I'm absolutely sure that it is not OK

tmd3 you almost have it, the test is to see if there is a leak in the water system. Some plumbers will go to the city meter and see if it is running when all the water is off and that would mean a leak. My meter will do the same but be let you know then the water is running in the house. So lets say you use water for 20min at the most well then set the timer to 25min and if the water runs more than that there is a leak in the line. I need to read a pulse output meter and see how long it runs for to see if there is a leak. now in small leak situations there is 24sec between pulses but the water is still flowing. Now I have all the hardware figured out but the software has me stumped. I have done what I can from my weeks of research but I'm lost. I need to 1. read the pulse output meter. 2. time it and make the time value changeable from 30sec to 2hrs.(maybe a potentiometer??) 3. set if the time limit is met then blink a LED sound an alarm. I have the simple stuff figured out like blinking a LED and I can read the Pulse output meter too. I just cant get it all to mesh. Any help or examples (the best way I learn) would be loved.

OK, here's what I'm reading: For a residence, you expect that the water demand will will persist for at most some reasonable period of time, and then go to zero, or nearly to zero.

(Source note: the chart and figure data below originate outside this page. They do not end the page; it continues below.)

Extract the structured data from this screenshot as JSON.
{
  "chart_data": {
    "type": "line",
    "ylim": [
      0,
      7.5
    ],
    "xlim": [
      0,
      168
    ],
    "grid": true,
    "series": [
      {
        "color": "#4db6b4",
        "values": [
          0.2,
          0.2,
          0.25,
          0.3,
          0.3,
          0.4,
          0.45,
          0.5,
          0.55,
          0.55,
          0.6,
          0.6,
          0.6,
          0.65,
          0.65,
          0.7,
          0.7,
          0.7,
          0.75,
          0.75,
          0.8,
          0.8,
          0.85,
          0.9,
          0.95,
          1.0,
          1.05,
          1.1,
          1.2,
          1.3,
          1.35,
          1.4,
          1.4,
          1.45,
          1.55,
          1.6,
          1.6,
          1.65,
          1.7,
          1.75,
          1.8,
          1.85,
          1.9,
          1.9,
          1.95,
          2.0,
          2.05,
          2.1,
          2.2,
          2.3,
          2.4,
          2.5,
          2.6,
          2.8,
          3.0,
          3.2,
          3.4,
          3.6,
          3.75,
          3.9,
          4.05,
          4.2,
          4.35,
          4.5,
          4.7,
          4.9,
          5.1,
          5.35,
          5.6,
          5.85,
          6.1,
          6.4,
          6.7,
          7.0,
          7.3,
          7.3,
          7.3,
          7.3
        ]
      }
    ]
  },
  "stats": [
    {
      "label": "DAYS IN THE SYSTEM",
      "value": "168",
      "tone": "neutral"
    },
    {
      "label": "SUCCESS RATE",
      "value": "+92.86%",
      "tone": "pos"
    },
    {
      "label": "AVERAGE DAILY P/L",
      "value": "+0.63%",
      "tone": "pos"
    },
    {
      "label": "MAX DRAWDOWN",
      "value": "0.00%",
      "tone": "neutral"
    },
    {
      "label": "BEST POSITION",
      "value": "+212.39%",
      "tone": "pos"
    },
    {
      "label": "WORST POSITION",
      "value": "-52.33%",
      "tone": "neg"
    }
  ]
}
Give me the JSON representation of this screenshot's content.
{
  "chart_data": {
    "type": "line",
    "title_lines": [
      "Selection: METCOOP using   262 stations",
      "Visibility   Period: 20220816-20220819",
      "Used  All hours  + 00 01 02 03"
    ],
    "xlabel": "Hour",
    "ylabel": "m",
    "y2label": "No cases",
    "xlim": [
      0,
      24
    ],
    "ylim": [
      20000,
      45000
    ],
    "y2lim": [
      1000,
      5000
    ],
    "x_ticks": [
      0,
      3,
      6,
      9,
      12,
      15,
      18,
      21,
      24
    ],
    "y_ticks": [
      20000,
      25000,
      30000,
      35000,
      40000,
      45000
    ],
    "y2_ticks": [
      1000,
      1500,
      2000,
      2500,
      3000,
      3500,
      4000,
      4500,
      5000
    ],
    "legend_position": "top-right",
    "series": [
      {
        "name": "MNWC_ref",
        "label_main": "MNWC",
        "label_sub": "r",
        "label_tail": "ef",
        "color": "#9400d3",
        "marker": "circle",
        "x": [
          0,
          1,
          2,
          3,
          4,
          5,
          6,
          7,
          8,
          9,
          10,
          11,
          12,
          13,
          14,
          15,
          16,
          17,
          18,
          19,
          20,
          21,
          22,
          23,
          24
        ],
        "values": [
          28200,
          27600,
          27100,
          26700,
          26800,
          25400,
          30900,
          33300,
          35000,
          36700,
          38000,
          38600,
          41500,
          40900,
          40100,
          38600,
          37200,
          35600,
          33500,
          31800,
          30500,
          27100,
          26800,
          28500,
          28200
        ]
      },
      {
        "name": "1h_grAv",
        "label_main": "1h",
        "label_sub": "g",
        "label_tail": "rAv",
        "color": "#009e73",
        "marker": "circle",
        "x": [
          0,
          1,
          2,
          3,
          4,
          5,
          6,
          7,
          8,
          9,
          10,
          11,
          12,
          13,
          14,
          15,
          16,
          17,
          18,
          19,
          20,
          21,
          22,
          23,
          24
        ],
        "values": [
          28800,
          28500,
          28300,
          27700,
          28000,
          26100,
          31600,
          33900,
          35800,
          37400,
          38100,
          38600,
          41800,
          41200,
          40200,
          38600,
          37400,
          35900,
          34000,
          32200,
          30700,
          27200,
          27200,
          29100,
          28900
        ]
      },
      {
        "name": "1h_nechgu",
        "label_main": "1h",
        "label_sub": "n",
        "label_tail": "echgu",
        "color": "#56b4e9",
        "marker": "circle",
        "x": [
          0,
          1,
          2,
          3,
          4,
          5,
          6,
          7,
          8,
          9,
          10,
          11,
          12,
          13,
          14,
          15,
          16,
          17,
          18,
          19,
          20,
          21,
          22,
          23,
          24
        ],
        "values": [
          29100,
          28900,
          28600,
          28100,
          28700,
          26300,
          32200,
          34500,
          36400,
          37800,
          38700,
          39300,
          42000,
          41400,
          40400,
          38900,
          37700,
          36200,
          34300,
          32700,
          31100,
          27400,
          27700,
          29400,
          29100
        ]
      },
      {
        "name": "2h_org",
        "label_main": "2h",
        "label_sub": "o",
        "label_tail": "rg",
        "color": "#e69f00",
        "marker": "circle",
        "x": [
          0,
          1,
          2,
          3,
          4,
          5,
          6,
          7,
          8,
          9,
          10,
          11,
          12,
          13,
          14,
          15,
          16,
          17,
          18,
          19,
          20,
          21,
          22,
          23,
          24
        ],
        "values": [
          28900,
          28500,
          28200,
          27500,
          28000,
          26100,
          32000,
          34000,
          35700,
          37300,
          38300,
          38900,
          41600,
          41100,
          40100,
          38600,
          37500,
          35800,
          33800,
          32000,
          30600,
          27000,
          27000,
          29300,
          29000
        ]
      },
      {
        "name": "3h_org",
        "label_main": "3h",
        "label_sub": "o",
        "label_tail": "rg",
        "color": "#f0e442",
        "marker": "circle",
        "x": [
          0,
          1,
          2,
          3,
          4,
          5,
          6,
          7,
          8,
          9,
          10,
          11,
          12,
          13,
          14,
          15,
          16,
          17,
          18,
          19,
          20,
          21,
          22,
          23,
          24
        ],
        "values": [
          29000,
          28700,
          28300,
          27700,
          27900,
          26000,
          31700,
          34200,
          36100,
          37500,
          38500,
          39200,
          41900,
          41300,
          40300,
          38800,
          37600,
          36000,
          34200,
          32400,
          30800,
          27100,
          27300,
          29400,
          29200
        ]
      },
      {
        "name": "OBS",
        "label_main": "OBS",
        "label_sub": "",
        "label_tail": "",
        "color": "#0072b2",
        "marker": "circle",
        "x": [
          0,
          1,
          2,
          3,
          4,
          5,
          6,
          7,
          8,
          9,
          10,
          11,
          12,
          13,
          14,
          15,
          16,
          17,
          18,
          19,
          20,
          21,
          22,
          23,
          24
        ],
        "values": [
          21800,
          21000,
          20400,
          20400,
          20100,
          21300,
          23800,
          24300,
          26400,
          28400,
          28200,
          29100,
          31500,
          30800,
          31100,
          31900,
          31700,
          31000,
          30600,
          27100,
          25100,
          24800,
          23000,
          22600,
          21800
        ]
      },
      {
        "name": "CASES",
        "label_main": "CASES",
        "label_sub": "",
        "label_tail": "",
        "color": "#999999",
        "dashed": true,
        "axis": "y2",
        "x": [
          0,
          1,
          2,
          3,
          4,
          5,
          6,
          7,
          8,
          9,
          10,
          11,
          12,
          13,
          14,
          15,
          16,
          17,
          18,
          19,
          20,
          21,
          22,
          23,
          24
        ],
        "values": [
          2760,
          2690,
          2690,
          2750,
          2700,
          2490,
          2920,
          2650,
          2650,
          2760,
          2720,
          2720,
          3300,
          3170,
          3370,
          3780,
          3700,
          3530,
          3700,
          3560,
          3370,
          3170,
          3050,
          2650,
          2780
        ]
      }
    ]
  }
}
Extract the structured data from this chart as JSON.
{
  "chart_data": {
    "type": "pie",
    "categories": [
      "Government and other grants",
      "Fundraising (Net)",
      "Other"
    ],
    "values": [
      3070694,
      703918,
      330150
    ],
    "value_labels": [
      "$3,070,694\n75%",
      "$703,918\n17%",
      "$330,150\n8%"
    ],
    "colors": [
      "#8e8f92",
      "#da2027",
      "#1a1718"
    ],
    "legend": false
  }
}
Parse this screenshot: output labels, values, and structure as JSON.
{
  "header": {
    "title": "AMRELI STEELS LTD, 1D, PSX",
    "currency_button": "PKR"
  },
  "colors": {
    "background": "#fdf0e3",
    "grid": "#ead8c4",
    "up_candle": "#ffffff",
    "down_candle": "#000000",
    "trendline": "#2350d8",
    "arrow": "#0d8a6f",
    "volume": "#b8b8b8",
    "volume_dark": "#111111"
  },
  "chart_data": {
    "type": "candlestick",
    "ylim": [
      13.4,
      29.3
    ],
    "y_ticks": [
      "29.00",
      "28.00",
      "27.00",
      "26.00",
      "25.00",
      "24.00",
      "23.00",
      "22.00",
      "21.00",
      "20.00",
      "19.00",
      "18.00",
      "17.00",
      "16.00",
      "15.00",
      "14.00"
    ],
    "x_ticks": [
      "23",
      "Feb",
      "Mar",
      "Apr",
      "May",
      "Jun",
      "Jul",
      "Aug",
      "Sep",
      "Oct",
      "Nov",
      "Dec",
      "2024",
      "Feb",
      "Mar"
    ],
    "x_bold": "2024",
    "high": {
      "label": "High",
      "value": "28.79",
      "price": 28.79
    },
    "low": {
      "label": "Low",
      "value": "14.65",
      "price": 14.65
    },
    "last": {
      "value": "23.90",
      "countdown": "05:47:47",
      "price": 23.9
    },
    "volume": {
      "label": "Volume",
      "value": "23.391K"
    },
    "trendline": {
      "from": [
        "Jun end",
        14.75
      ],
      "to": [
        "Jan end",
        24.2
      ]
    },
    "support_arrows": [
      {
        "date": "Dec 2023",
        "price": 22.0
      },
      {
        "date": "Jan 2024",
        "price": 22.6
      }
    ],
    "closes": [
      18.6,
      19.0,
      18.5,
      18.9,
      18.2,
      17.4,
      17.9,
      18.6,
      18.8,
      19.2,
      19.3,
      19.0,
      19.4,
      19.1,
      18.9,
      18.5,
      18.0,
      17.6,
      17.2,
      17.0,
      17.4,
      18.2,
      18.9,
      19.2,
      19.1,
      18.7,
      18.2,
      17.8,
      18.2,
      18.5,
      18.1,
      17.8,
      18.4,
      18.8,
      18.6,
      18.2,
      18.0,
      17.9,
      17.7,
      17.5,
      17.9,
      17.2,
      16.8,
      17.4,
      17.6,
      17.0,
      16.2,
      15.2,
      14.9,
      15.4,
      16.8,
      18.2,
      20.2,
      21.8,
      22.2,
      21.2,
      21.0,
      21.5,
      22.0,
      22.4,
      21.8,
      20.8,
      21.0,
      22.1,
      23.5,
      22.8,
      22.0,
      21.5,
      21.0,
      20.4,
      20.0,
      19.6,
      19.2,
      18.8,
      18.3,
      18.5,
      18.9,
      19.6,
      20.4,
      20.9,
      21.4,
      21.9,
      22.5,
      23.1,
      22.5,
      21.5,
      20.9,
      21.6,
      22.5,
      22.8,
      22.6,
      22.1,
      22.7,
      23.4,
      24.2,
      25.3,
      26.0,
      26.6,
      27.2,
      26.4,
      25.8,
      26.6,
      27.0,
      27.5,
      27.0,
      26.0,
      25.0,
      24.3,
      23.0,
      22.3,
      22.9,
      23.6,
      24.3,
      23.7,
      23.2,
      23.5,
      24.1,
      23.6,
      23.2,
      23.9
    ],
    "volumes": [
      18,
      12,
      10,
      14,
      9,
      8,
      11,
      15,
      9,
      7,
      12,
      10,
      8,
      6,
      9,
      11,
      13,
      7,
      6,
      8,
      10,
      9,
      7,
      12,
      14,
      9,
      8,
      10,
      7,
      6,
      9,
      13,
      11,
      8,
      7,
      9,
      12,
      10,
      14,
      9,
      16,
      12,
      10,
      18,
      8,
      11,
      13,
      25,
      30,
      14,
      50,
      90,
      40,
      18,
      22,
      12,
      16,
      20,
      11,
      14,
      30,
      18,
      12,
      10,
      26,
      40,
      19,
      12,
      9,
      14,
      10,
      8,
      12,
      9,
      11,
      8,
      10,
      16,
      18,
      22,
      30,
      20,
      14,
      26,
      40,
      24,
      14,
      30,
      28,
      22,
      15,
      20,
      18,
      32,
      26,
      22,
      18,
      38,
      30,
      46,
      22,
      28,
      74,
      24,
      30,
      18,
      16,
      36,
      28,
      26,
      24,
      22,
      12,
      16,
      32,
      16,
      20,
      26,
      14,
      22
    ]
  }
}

You want to monitor the pulse output from a water meter for some period of time that exceeds the maximum likely period for water demand, and observe whether or not the pulse rate goes to zero, or nearly to zero, during that time.

  • The device will monitor pulses for some period of time, and you'd like to be able to adjust that time between 30 seconds and 2 hours.

  • If, during the monitoring period, the pulse train doesn't stop for some specific period of time, the device will activate an alarm output.First, some questions:

  • I'd think that a device like this would be useful, for a plumber. It would let him test a house for water leaks while he slept, or did honest, paying work somewhere else, without interrupting the customer's activities. Is a device that does this on the market?

  • It's not clear to me that using an interrupt is the best course for this project. I would guess that pulses from the water meter happen infrequently and last a long time, from a 16 MHz microcontroller's point of view. I would think that monitoring them directly in loop() would be sufficient. To test that notion, I'll ask: is it possible for the meter to deliver meaningful pulses that last less than, say, ten milliseconds, in either state, at the maximum flow rate? I'd expect that the answer would be, "No," and that would suggest that the microcontroller would have plenty of time to capture a pulse just by looking at it from time to time.

  • Based on the code that you posted, I would guess that this is the first time that you've attempted to use interrupts on the Arduino. I'd also guess that you've only recently started programming in C or C++. Please tell me if I'm wrong about either of those assessments.